The most basic of human myths: that one must equal one. He scrawls it across the chalkboard, two ones facing each other like a pair of pasty soldiers.
The class doesn’t care. A girl in a pink hijab passes a plastic bag of gojeh sabz—sour green plums—around, and the room swells with the smell of roses. Everyone cries at the taste of acidic juice; their faces turn as red as the man’s, but they laugh, their hands sticky with fruit instead of chalk. A group of boys in the sunlit corner of the room—their uniforms dirty and hair cast over their eyes—try to juggle the green fruit, but can only throw two in the air before they scatter across the dirt floor.
One does not equal one. A tall, thin, dark girl at the front of the class interrogates the man. How can one equal one if I must go to school here while my brother gets fat off American schools?
That girl’s father is dead, whispers one of the juggling boys. That’s why she is so sour.
The man wraps two white circles around the lines as if to emphasize their equality. One must equal one. But he doesn’t succeed; one circle is fat and the other is skinny and leans slightly left.
How can the two be equal, the girl says again, if we look so different? She gestures over to the pink hijabi. She is nothing like me, yet according to you, we are both one. You are nothing like me, but one equals one, right?
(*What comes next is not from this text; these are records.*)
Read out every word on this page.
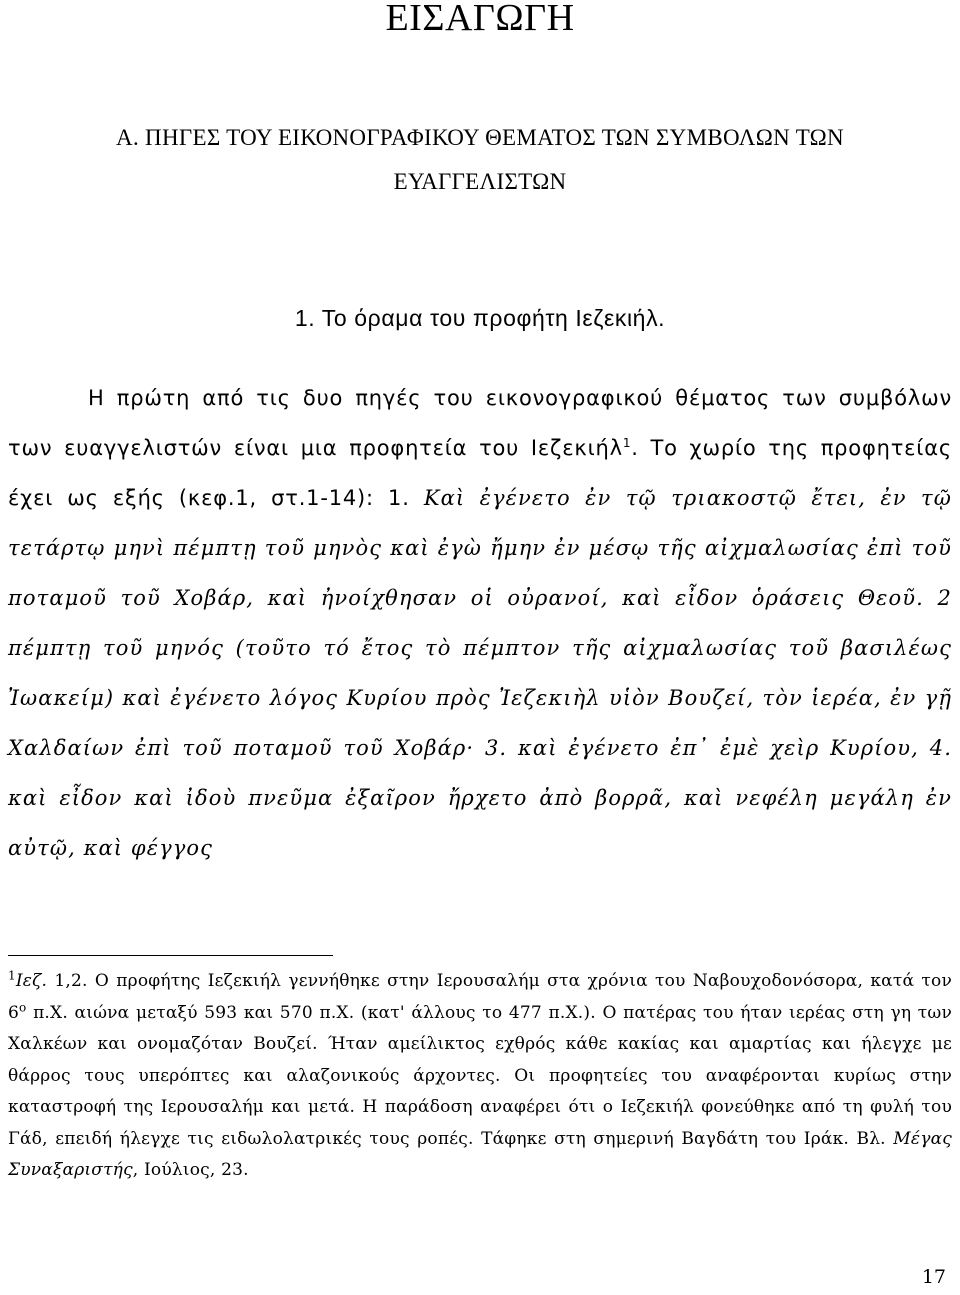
ΕΙΣΑΓΩΓΗ
Α. ΠΗΓΕΣ ΤΟΥ ΕΙΚΟΝΟΓΡΑΦΙΚΟΥ ΘΕΜΑΤΟΣ ΤΩΝ ΣΥΜΒΟΛΩΝ ΤΩΝ ΕΥΑΓΓΕΛΙΣΤΩΝ
1. Το όραμα του προφήτη Ιεζεκιήλ.

Η πρώτη από τις δυο πηγές του εικονογραφικού θέματος των συμβόλων των ευαγγελιστών είναι μια προφητεία του Ιεζεκιήλ$^1$. Το χωρίο της προφητείας έχει ως εξής (κεφ.1, στ.1-14): 1. Καὶ ἐγένετο ἐν τῷ τριακοστῷ ἔτει, ἐν τῷ τετάρτῳ μηνὶ πέμπτῃ τοῦ μηνὸς καὶ ἐγὼ ἤμην ἐν μέσῳ τῆς αἰχμαλωσίας ἐπὶ τοῦ ποταμοῦ τοῦ Χοβάρ, καὶ ἠνοίχθησαν οἱ οὐρανοί, καὶ εἶδον ὁράσεις Θεοῦ. 2 πέμπτῃ τοῦ μηνός (τοῦτο τό ἔτος τὸ πέμπτον τῆς αἰχμαλωσίας τοῦ βασιλέως Ἰωακείμ) καὶ ἐγένετο λόγος Κυρίου πρὸς Ἰεζεκιὴλ υἱὸν Βουζεί, τὸν ἱερέα, ἐν γῇ Χαλδαίων ἐπὶ τοῦ ποταμοῦ τοῦ Χοβάρ· 3. καὶ ἐγένετο ἐπ᾽ ἐμὲ χεὶρ Κυρίου, 4. καὶ εἶδον καὶ ἰδοὺ πνεῦμα ἐξαῖρον ἤρχετο ἀπὸ βορρᾶ, καὶ νεφέλη μεγάλη ἐν αὐτῷ, καὶ φέγγος

$^1$Ιεζ. 1,2. Ο προφήτης Ιεζεκιήλ γεννήθηκε στην Ιερουσαλήμ στα χρόνια του Ναβουχοδονόσορα, κατά τον $6^o$ π.Χ. αιώνα μεταξύ 593 και 570 π.Χ. (κατ' άλλους το 477 π.Χ.). Ο πατέρας του ήταν ιερέας στη γη των Χαλκέων και ονομαζόταν Βουζεί. Ήταν αμείλικτος εχθρός κάθε κακίας και αμαρτίας και ήλεγχε με θάρρος τους υπερόπτες και αλαζονικούς άρχοντες. Οι προφητείες του αναφέρονται κυρίως στην καταστροφή της Ιερουσαλήμ και μετά. Η παράδοση αναφέρει ότι ο Ιεζεκιήλ φονεύθηκε από τη φυλή του Γάδ, επειδή ήλεγχε τις ειδωλολατρικές τους ροπές. Τάφηκε στη σημερινή Βαγδάτη του Ιράκ. Βλ. Μέγας Συναξαριστής, Ιούλιος, 23.

17
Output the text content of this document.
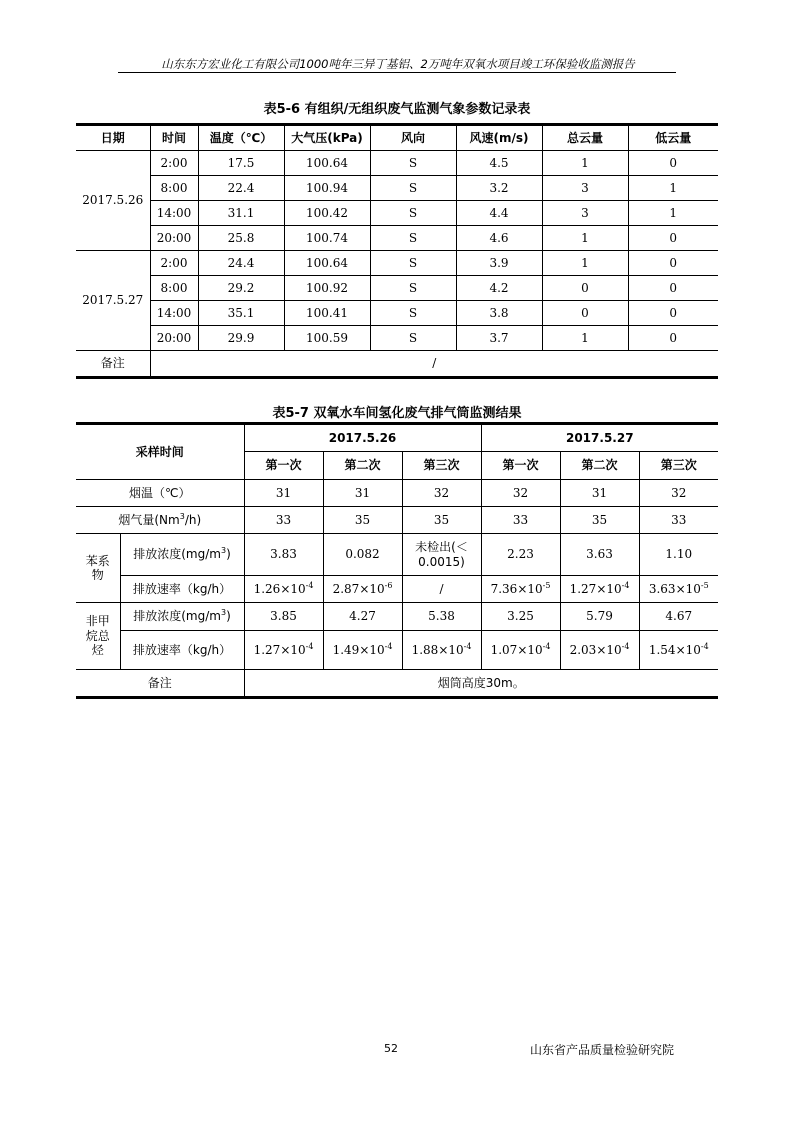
山东东方宏业化工有限公司1000吨年三异丁基铝、2万吨年双氧水项目竣工环保验收监测报告
表5-6 有组织/无组织废气监测气象参数记录表
日期	时间	温度（℃）	大气压(kPa)	风向	风速(m/s)	总云量	低云量
2017.5.26	2:00	17.5	100.64	S	4.5	1	0
	8:00	22.4	100.94	S	3.2	3	1
	14:00	31.1	100.42	S	4.4	3	1
	20:00	25.8	100.74	S	4.6	1	0
2017.5.27	2:00	24.4	100.64	S	3.9	1	0
	8:00	29.2	100.92	S	4.2	0	0
	14:00	35.1	100.41	S	3.8	0	0
	20:00	29.9	100.59	S	3.7	1	0
备注	/						
表5-7 双氧水车间氢化废气排气筒监测结果
采样时间		2017.5.26			2017.5.27		
		第一次	第二次	第三次	第一次	第二次	第三次
烟温（℃）		31	31	32	32	31	32
烟气量(Nm$^3$/h)		33	35	35	33	35	33

苯系
物	排放浓度$(mg/m^3)$	3.83	0.082	未检出(＜0.0015)	2.23	3.63	1.10
	排放速率（kg/h）	$1.26\times 10^{-4}$	$2.87\times 10^{-6}$	/	$7.36\times 10^{-5}$	$1.27\times 10^{-4}$	$3.63\times 10^{-5}$

非甲
烷总
烃	排放浓度$(mg/m^3)$	3.85	4.27	5.38	3.25	5.79	4.67
	排放速率（kg/h）	$1.27\times 10^{-4}$	$1.49\times 10^{-4}$	$1.88\times 10^{-4}$	$1.07\times 10^{-4}$	$2.03\times 10^{-4}$	$1.54\times 10^{-4}$
备注		烟筒高度30m。					
52	山东省产品质量检验研究院
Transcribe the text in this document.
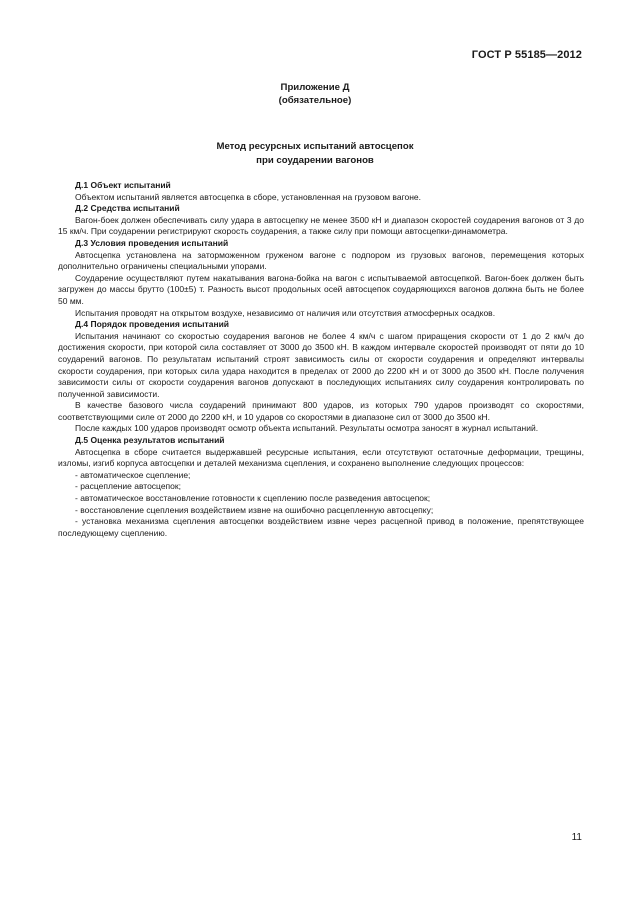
ГОСТ Р 55185—2012
Приложение Д
(обязательное)
Метод ресурсных испытаний автосцепок
при соударении вагонов
Д.1 Объект испытаний

Объектом испытаний является автосцепка в сборе, установленная на грузовом вагоне.

Д.2 Средства испытаний

Вагон-боек должен обеспечивать силу удара в автосцепку не менее 3500 кН и диапазон скоростей соударения вагонов от 3 до 15 км/ч. При соударении регистрируют скорость соударения, а также силу при помощи автосцепки-динамометра.

Д.3 Условия проведения испытаний

Автосцепка установлена на заторможенном груженом вагоне с подпором из грузовых вагонов, перемещения которых дополнительно ограничены специальными упорами.

Соударение осуществляют путем накатывания вагона-бойка на вагон с испытываемой автосцепкой. Вагон-боек должен быть загружен до массы брутто (100±5) т. Разность высот продольных осей автосцепок соударяющихся вагонов должна быть не более 50 мм.

Испытания проводят на открытом воздухе, независимо от наличия или отсутствия атмосферных осадков.

Д.4 Порядок проведения испытаний

Испытания начинают со скоростью соударения вагонов не более 4 км/ч с шагом приращения скорости от 1 до 2 км/ч до достижения скорости, при которой сила составляет от 3000 до 3500 кН. В каждом интервале скоростей производят от пяти до 10 соударений вагонов. По результатам испытаний строят зависимость силы от скорости соударения и определяют интервалы скорости соударения, при которых сила удара находится в пределах от 2000 до 2200 кН и от 3000 до 3500 кН. После получения зависимости силы от скорости соударения вагонов допускают в последующих испытаниях силу соударения контролировать по полученной зависимости.

В качестве базового числа соударений принимают 800 ударов, из которых 790 ударов производят со скоростями, соответствующими силе от 2000 до 2200 кН, и 10 ударов со скоростями в диапазоне сил от 3000 до 3500 кН.

После каждых 100 ударов производят осмотр объекта испытаний. Результаты осмотра заносят в журнал испытаний.

Д.5 Оценка результатов испытаний

Автосцепка в сборе считается выдержавшей ресурсные испытания, если отсутствуют остаточные деформации, трещины, изломы, изгиб корпуса автосцепки и деталей механизма сцепления, и сохранено выполнение следующих процессов:

- автоматическое сцепление;
- расцепление автосцепок;
- автоматическое восстановление готовности к сцеплению после разведения автосцепок;
- восстановление сцепления воздействием извне на ошибочно расцепленную автосцепку;
- установка механизма сцепления автосцепки воздействием извне через расцепной привод в положение, препятствующее последующему сцеплению.
11
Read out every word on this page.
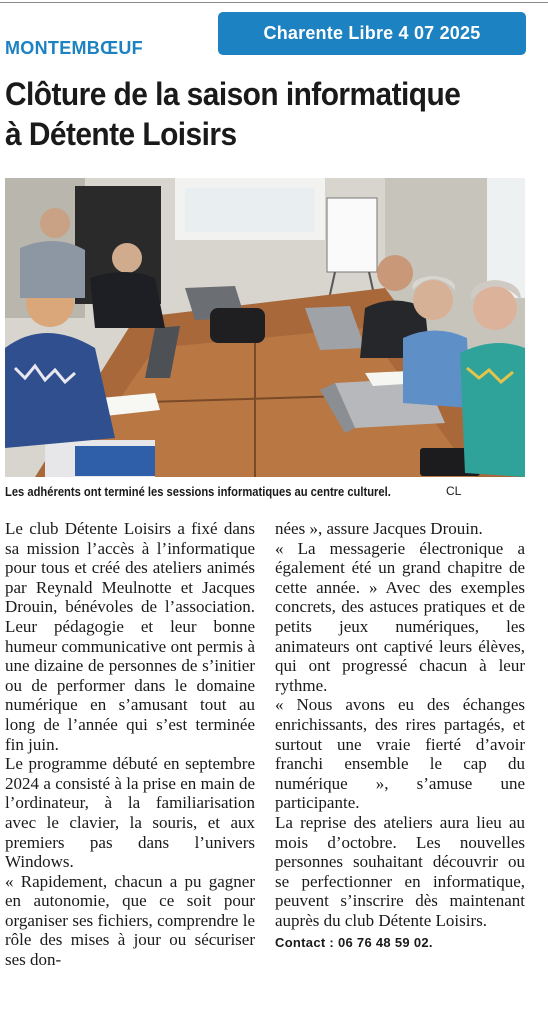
Charente Libre 4 07 2025
MONTEMBŒUF
Clôture de la saison informatique
à Détente Loisirs
Les adhérents ont terminé les sessions informatiques au centre culturel.	CL

Le club Détente Loisirs a fixé dans sa mission l’accès à l’informatique pour tous et créé des ateliers animés par Reynald Meulnotte et Jacques Drouin, bénévoles de l’association. Leur pédagogie et leur bonne humeur communicative ont permis à une dizaine de personnes de s’initier ou de performer dans le domaine numérique en s’amusant tout au long de l’année qui s’est terminée fin juin.

Le programme débuté en septembre 2024 a consisté à la prise en main de l’ordinateur, à la familiarisation avec le clavier, la souris, et aux premiers pas dans l’univers Windows.

« Rapidement, chacun a pu gagner en autonomie, que ce soit pour organiser ses fichiers, comprendre le rôle des mises à jour ou sécuriser ses don-

nées », assure Jacques Drouin.

« La messagerie électronique a également été un grand chapitre de cette année. » Avec des exemples concrets, des astuces pratiques et de petits jeux numériques, les animateurs ont captivé leurs élèves, qui ont progressé chacun à leur rythme.

« Nous avons eu des échanges enrichissants, des rires partagés, et surtout une vraie fierté d’avoir franchi ensemble le cap du numérique », s’amuse une participante.

La reprise des ateliers aura lieu au mois d’octobre. Les nouvelles personnes souhaitant découvrir ou se perfectionner en informatique, peuvent s’inscrire dès maintenant auprès du club Détente Loisirs.

Contact : 06 76 48 59 02.
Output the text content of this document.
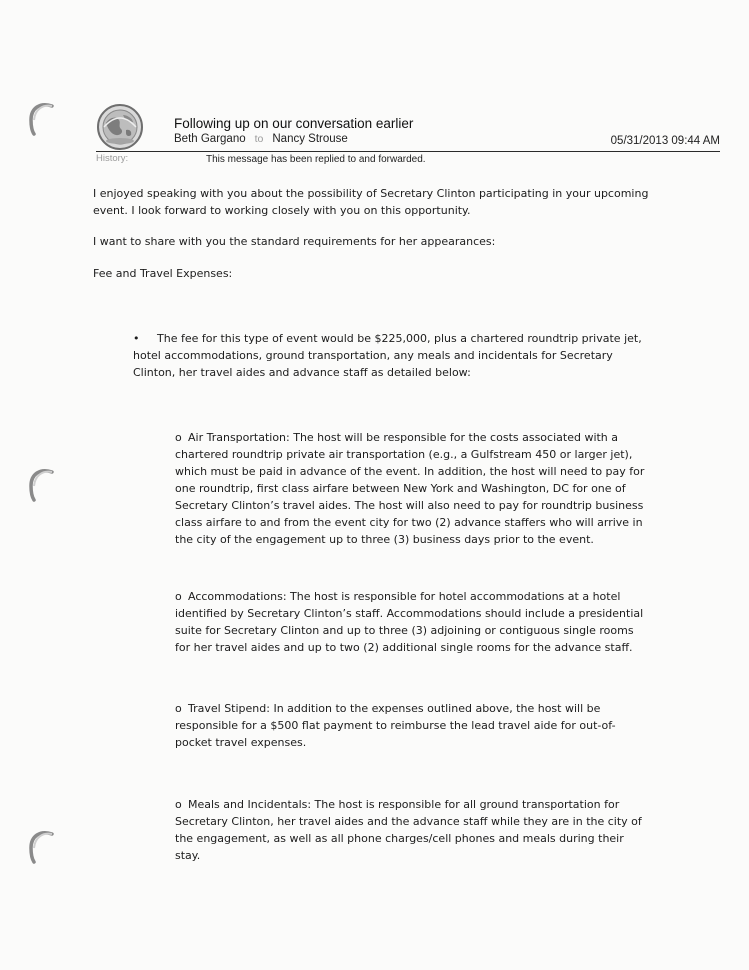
Following up on our conversation earlier
Beth Gargano to Nancy Strouse	05/31/2013 09:44 AM
History:	This message has been replied to and forwarded.
I enjoyed speaking with you about the possibility of Secretary Clinton participating in your upcoming event. I look forward to working closely with you on this opportunity.
I want to share with you the standard requirements for her appearances:
Fee and Travel Expenses:
•	The fee for this type of event would be $225,000, plus a chartered roundtrip private jet, hotel accommodations, ground transportation, any meals and incidentals for Secretary Clinton, her travel aides and advance staff as detailed below:
o Air Transportation: The host will be responsible for the costs associated with a chartered roundtrip private air transportation (e.g., a Gulfstream 450 or larger jet), which must be paid in advance of the event. In addition, the host will need to pay for one roundtrip, first class airfare between New York and Washington, DC for one of Secretary Clinton’s travel aides. The host will also need to pay for roundtrip business class airfare to and from the event city for two (2) advance staffers who will arrive in the city of the engagement up to three (3) business days prior to the event.
o Accommodations: The host is responsible for hotel accommodations at a hotel identified by Secretary Clinton’s staff. Accommodations should include a presidential suite for Secretary Clinton and up to three (3) adjoining or contiguous single rooms for her travel aides and up to two (2) additional single rooms for the advance staff.
o Travel Stipend: In addition to the expenses outlined above, the host will be responsible for a $500 flat payment to reimburse the lead travel aide for out-of-pocket travel expenses.
o Meals and Incidentals: The host is responsible for all ground transportation for Secretary Clinton, her travel aides and the advance staff while they are in the city of the engagement, as well as all phone charges/cell phones and meals during their stay.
This turned the man an even brighter crimson, as if his face were stained with pomegranate.
That is not the same! He yells. This is math!
Where is the line between math and reason? The girl stands now, her black curls falling down her back, her feet planted firmly in the hard-packed dirt. You worship math as you would a God. If you believe in something so deeply, what’s to say you don’t simply see me as a one that equals one?
The rest of the class has stopped playing with the gojeh sabz. Their eyes, still watering from the acid, give them a look of mourning.
Why do you cry, children? the man says, opening his arms to the still room. This is no sad thing—this is a joyous thing, to know the perfect rules of the universe.
There is no perfect, says the pink hijabi. Her eyes are wide and crystal blue, two skies at the core of her beautiful face. Everything mixes and tangles in the universe. I love a boy but he never loves me. My bedroom has no windows. My brother lives across the ocean.
And my mother cannot afford sangak! calls the smallest of the boys, voice high and ringing. The class hums in agreement; the dark girl grins in triumph. The sun stretches across the room and bathes the children in gold.
We have lost ourselves to a war, remarks the standing girl. The sound of war slaps the man across his face. He lets a weak smile slip from his lips and fall to the floor. You silly girls and boys. Within a second he wipes the soldiers from the board, and returns to the class to its original state: chalk swimming in the hot air, tears dried, bag of gojeh sabz tucked under the girl’s desk.